Non-alcoholic fatty liver disease (NAFLD) has a positive correlation with obesity, insulin resistance and type 2 diabetes mellitus (T2D). The aerobic training is an important tool in combating NAFLD. However, no studies have demonstrated the molecular effects of short-term strength training on the accumulation of hepatic fat in obese mice. This study aimed to investigate the effects of short-term strength training on the mechanisms of oxidation and lipid synthesis in the liver of obese mice. The short duration protocol was used to avoid changing the amount of adipose tissue.

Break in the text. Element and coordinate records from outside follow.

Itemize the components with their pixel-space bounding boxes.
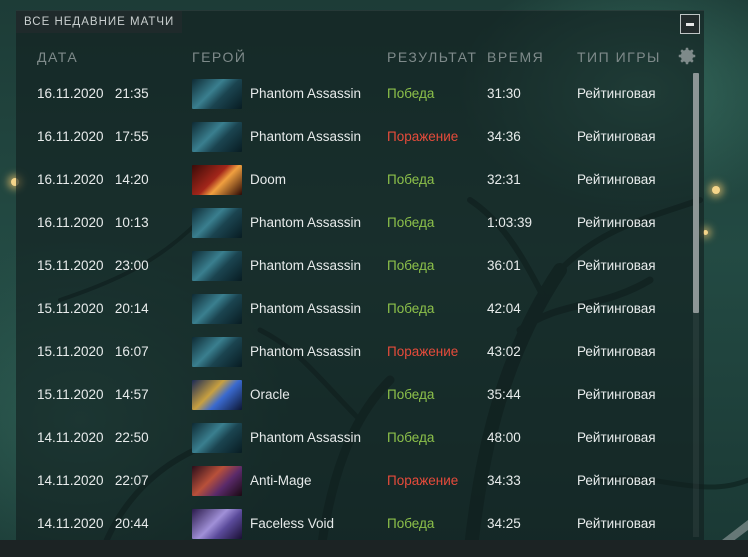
hero-name: Phantom Assassin xyxy=(250,86,362,101)
match-result: Победа xyxy=(387,516,435,531)
match-date: 14.11.2020 20:44 xyxy=(37,516,149,531)
match-date: 14.11.2020 22:50 xyxy=(37,430,149,445)
match-date: 16.11.2020 14:20 xyxy=(37,172,149,187)
match-result: Победа xyxy=(387,172,435,187)
match-date: 15.11.2020 16:07 xyxy=(37,344,149,359)
hero-name: Doom xyxy=(250,172,287,187)
match-duration: 48:00 xyxy=(487,430,521,445)
match-duration: 31:30 xyxy=(487,86,521,101)
match-result: Победа xyxy=(387,301,435,316)
gear-icon[interactable] xyxy=(676,45,698,67)
anti-mage-portrait xyxy=(192,466,242,496)
match-result: Поражение xyxy=(387,129,459,144)
match-date: 14.11.2020 22:07 xyxy=(37,473,149,488)
game-mode: Рейтинговая xyxy=(577,172,656,187)
hero-name: Phantom Assassin xyxy=(250,129,362,144)
column-header-date[interactable]: ДАТА xyxy=(37,49,78,65)
game-mode: Рейтинговая xyxy=(577,258,656,273)
match-row[interactable]: 14.11.2020 22:07 Anti-Mage Поражение 34:33 Р… xyxy=(16,460,696,503)
hero-name: Oracle xyxy=(250,387,290,402)
match-row[interactable]: 14.11.2020 20:44 Faceless Void Победа 34:25… xyxy=(16,503,696,539)
match-date: 15.11.2020 20:14 xyxy=(37,301,149,316)
match-row[interactable]: 16.11.2020 10:13 Phantom Assassin Победа 1:… xyxy=(16,202,696,245)
match-date: 16.11.2020 21:35 xyxy=(37,86,149,101)
match-duration: 35:44 xyxy=(487,387,521,402)
firefly-light xyxy=(712,186,720,194)
match-row[interactable]: 15.11.2020 23:00 Phantom Assassin Победа 36… xyxy=(16,245,696,288)
match-row[interactable]: 16.11.2020 14:20 Doom Победа 32:31 Рейтингов… xyxy=(16,159,696,202)
minimize-button[interactable] xyxy=(680,14,700,34)
match-row[interactable]: 15.11.2020 20:14 Phantom Assassin Победа 42… xyxy=(16,288,696,331)
game-mode: Рейтинговая xyxy=(577,86,656,101)
bottom-bar xyxy=(0,540,748,557)
match-duration: 34:33 xyxy=(487,473,521,488)
match-result: Победа xyxy=(387,215,435,230)
match-date: 16.11.2020 17:55 xyxy=(37,129,149,144)
recent-matches-panel: ВСЕ НЕДАВНИЕ МАТЧИ ДАТА ГЕРОЙ РЕЗУЛЬТАТ … xyxy=(16,10,704,541)
table-header: ДАТА ГЕРОЙ РЕЗУЛЬТАТ ВРЕМЯ ТИП ИГРЫ xyxy=(16,49,704,71)
game-mode: Рейтинговая xyxy=(577,473,656,488)
match-duration: 43:02 xyxy=(487,344,521,359)
match-date: 15.11.2020 14:57 xyxy=(37,387,149,402)
phantom-assassin-portrait xyxy=(192,79,242,109)
panel-title: ВСЕ НЕДАВНИЕ МАТЧИ xyxy=(16,11,183,33)
match-duration: 32:31 xyxy=(487,172,521,187)
match-duration: 1:03:39 xyxy=(487,215,533,230)
hero-name: Phantom Assassin xyxy=(250,344,362,359)
matches-list: 16.11.2020 21:35 Phantom Assassin Победа 31… xyxy=(16,73,704,539)
phantom-assassin-portrait xyxy=(192,122,242,152)
phantom-assassin-portrait xyxy=(192,251,242,281)
hero-name: Phantom Assassin xyxy=(250,215,362,230)
match-row[interactable]: 15.11.2020 16:07 Phantom Assassin Поражени… xyxy=(16,331,696,374)
hero-name: Phantom Assassin xyxy=(250,430,362,445)
phantom-assassin-portrait xyxy=(192,208,242,238)
match-result: Поражение xyxy=(387,344,459,359)
minimize-icon xyxy=(686,23,694,26)
game-mode: Рейтинговая xyxy=(577,344,656,359)
match-result: Победа xyxy=(387,86,435,101)
game-mode: Рейтинговая xyxy=(577,430,656,445)
match-row[interactable]: 14.11.2020 22:50 Phantom Assassin Победа 48… xyxy=(16,417,696,460)
game-mode: Рейтинговая xyxy=(577,387,656,402)
phantom-assassin-portrait xyxy=(192,423,242,453)
match-date: 16.11.2020 10:13 xyxy=(37,215,149,230)
match-row[interactable]: 16.11.2020 17:55 Phantom Assassin Поражени… xyxy=(16,116,696,159)
column-header-duration[interactable]: ВРЕМЯ xyxy=(487,49,544,65)
match-duration: 34:25 xyxy=(487,516,521,531)
match-duration: 42:04 xyxy=(487,301,521,316)
game-mode: Рейтинговая xyxy=(577,215,656,230)
phantom-assassin-portrait xyxy=(192,337,242,367)
match-date: 15.11.2020 23:00 xyxy=(37,258,149,273)
faceless-void-portrait xyxy=(192,509,242,539)
hero-name: Phantom Assassin xyxy=(250,258,362,273)
match-duration: 36:01 xyxy=(487,258,521,273)
scrollbar-thumb[interactable] xyxy=(693,73,699,313)
phantom-assassin-portrait xyxy=(192,294,242,324)
game-mode: Рейтинговая xyxy=(577,129,656,144)
hero-name: Anti-Mage xyxy=(250,473,312,488)
match-result: Победа xyxy=(387,430,435,445)
game-mode: Рейтинговая xyxy=(577,301,656,316)
oracle-portrait xyxy=(192,380,242,410)
match-result: Поражение xyxy=(387,473,459,488)
scrollbar-track[interactable] xyxy=(693,313,699,537)
column-header-result[interactable]: РЕЗУЛЬТАТ xyxy=(387,49,477,65)
game-mode: Рейтинговая xyxy=(577,516,656,531)
hero-name: Faceless Void xyxy=(250,516,335,531)
match-result: Победа xyxy=(387,387,435,402)
match-row[interactable]: 16.11.2020 21:35 Phantom Assassin Победа 31… xyxy=(16,73,696,116)
match-row[interactable]: 15.11.2020 14:57 Oracle Победа 35:44 Рейтинг… xyxy=(16,374,696,417)
doom-portrait xyxy=(192,165,242,195)
column-header-mode[interactable]: ТИП ИГРЫ xyxy=(577,49,661,65)
match-result: Победа xyxy=(387,258,435,273)
hero-name: Phantom Assassin xyxy=(250,301,362,316)
column-header-hero[interactable]: ГЕРОЙ xyxy=(192,49,246,65)
match-duration: 34:36 xyxy=(487,129,521,144)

Swiss mice were separated into three groups: lean control (CTL), sedentary obese (OB) and strength training obese (STO). The obese groups were fed a high-fat diet (HFD) and the STO group performed the strength training protocol 1 session/day for 15 days. The short-term strength training reduced hepatic fat accumulation, increasing hepatic insulin sensitivity and controlling hepatic glucose production. The obese animals increased the mRNA of lipogenic genes Fasn and Scd1 and reduced the oxidative genes Cpt1a and Ppara. On the other hand, the STO group presented the opposite results. Finally, the obese animals presented higher levels of lipogenic proteins (ACC and FAS) and proinflammatory cytokines (TNF-α and IL-1β), but the short-term strength training was efficient in reducing this condition, regardless of body weight loss. In conclusion, there was a reduction of obesity-related hepatic lipogenesis and inflammation after short-term strength training, independent of weight loss, leading to improvements in hepatic insulin sensitivity and glycemic homeostasis in obese mice. Key points: (1) Short-term strength training (STST) reduced fat accumulation and inflammation in the liver; (2) Hepatic insulin sensitivity and HPG control were increased with STST; (3) The content and activity of ACC and content of FAS were reduced with STST; (4) STST improved hepatic fat accumulation and glycemic homeostasis; (5) STST effects were observed independently of body weight change.